Waitrose has announced that it will now sell its own-brand tea bags in certified home-compostable packaging in a move aimed at keeping 12.2 tonnes of material out of landfill and incineration.
Having been accredited with TUV OK compost HOME certification, the company’s Duchy tea bags can apparently be placed in home compost bins or heaps at end of life. They are thought to be a source of nitrogen, encouraging plant growth by enriching the soil in consumers’ gardens.
The tags attached to the tea bags have also been redesigned to cut down on the amount of ink used and encourage a more effective decomposition process.

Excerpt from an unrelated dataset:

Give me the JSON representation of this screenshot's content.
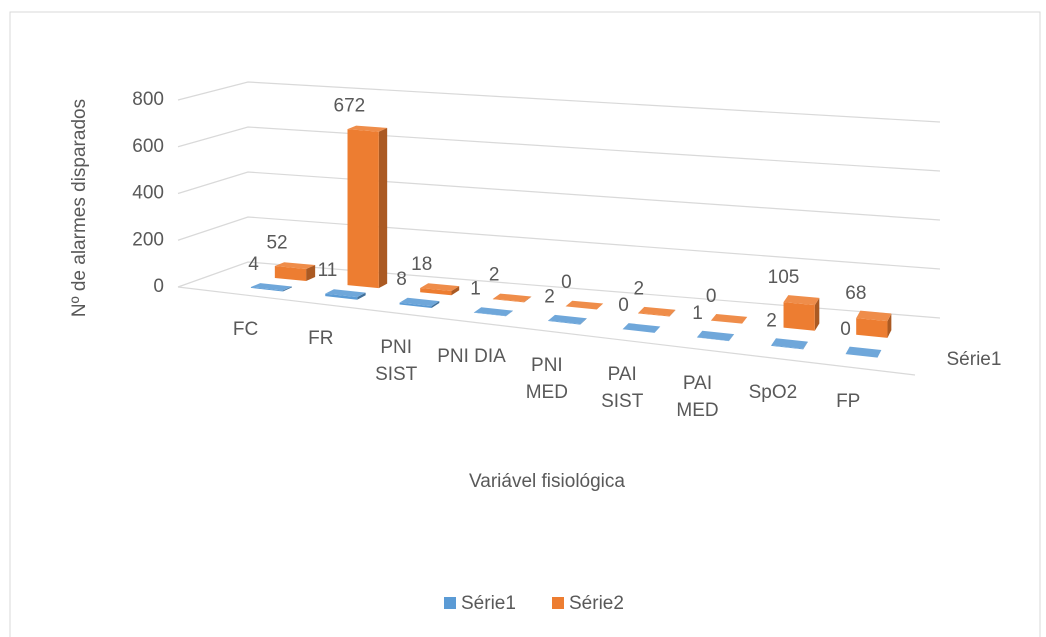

It is hoped that the switch will save 4.5 million Waitrose Duchy tea bags from going to waste in its first year. Although the remaining stock of non-compostable tea bags will still be used to avoid further waste, all Duchy tea bags sold online or in-store will feature compostable accreditation.
“The reality is that our customers want to make whatever changes they can to ensure they’re shopping, eating and drinking more sustainably,” says Christina Capellaro, packaging development manager at Waitrose. “By securing accreditation for products such as our Duchy home compostable tea bags, we’re reassuring our customers that by making these little changes to their shopping habits, they can reduce their impact on the environment.”
Back in 2021, Parkside utilised bio-based paper and Futamura’s NatureFlexTM metallicised cellulose films in a compostable redesign for Bird & Blend’s loose tea bag portfolio.
On the other hand, Abel & Cole recently removed compostable plastics from the packaging of its Fruit & Veg Boxes range in response to UCL’s Big Compost Experiment – asserting that specific conditions are needed for decomposition to take place, and unless these are met, the packaging still contributes to plastic waste.